D’après Abdoulaye Baldé, « le défi actuel, consiste à asseoir un nouveau paradigme dans nos manières de faire, de produire et de consommer pour asseoir les bases de ce développement durable. Cela nécessite un engagement citoyen de chacun de nous pour faire de la protection de l’environnement une véritable réalité », a-t-il insisté.

Aussi le Sénégal « s’est résolument lancé dans une stratégie nationale de développement durable, intégratrice, globale, basée sur les problèmes et préoccupations nationales », a-t-il poursuivi.

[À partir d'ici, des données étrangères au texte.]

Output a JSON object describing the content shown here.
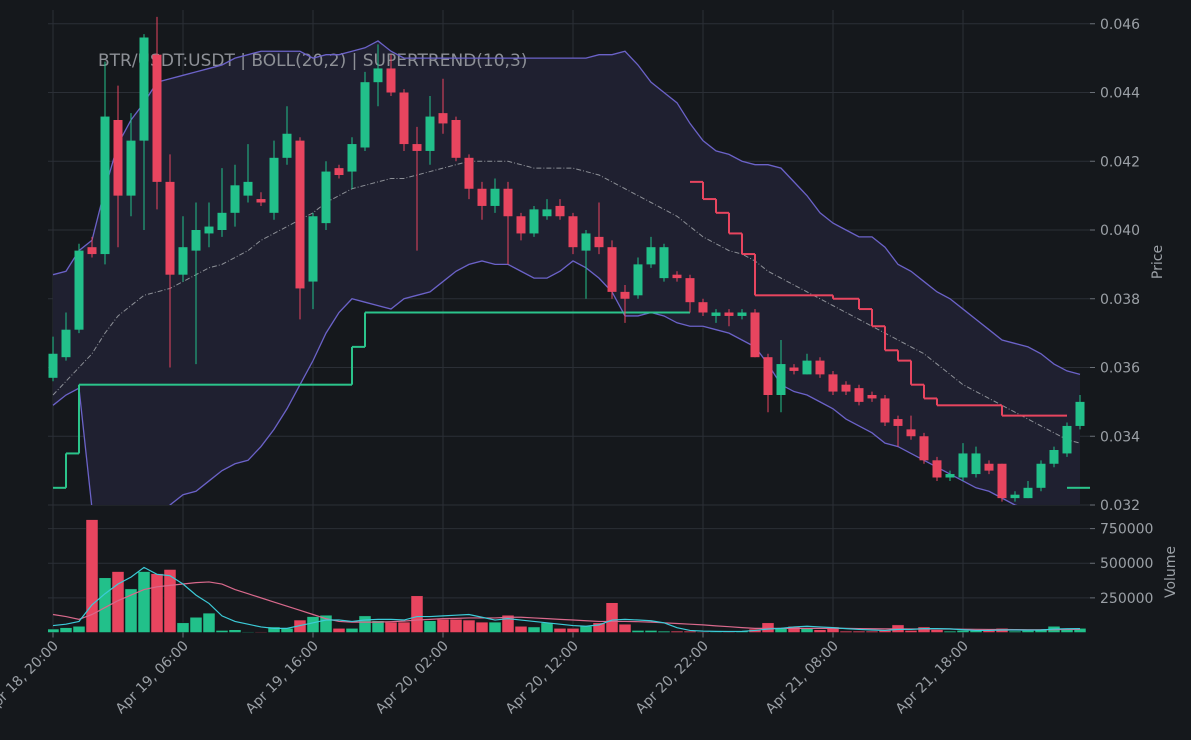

Dans cette perspective, les échanges et discussions sur cette problématique permettront de passer en revue différentes expériences et de faire une analyse critique de la situation d’exécution des différentes politiques de la sous-région en matière de développement durable, selon Abdoulaye Baldé.

« J’invite le comité scientifique de ce panel à capitaliser les conclusions de cette journée d’échanges pour élaborer un rapport qui sera un support à nos différents programmes sur le développement durable », a dit le ministre de l’Environnement et du Développement durable.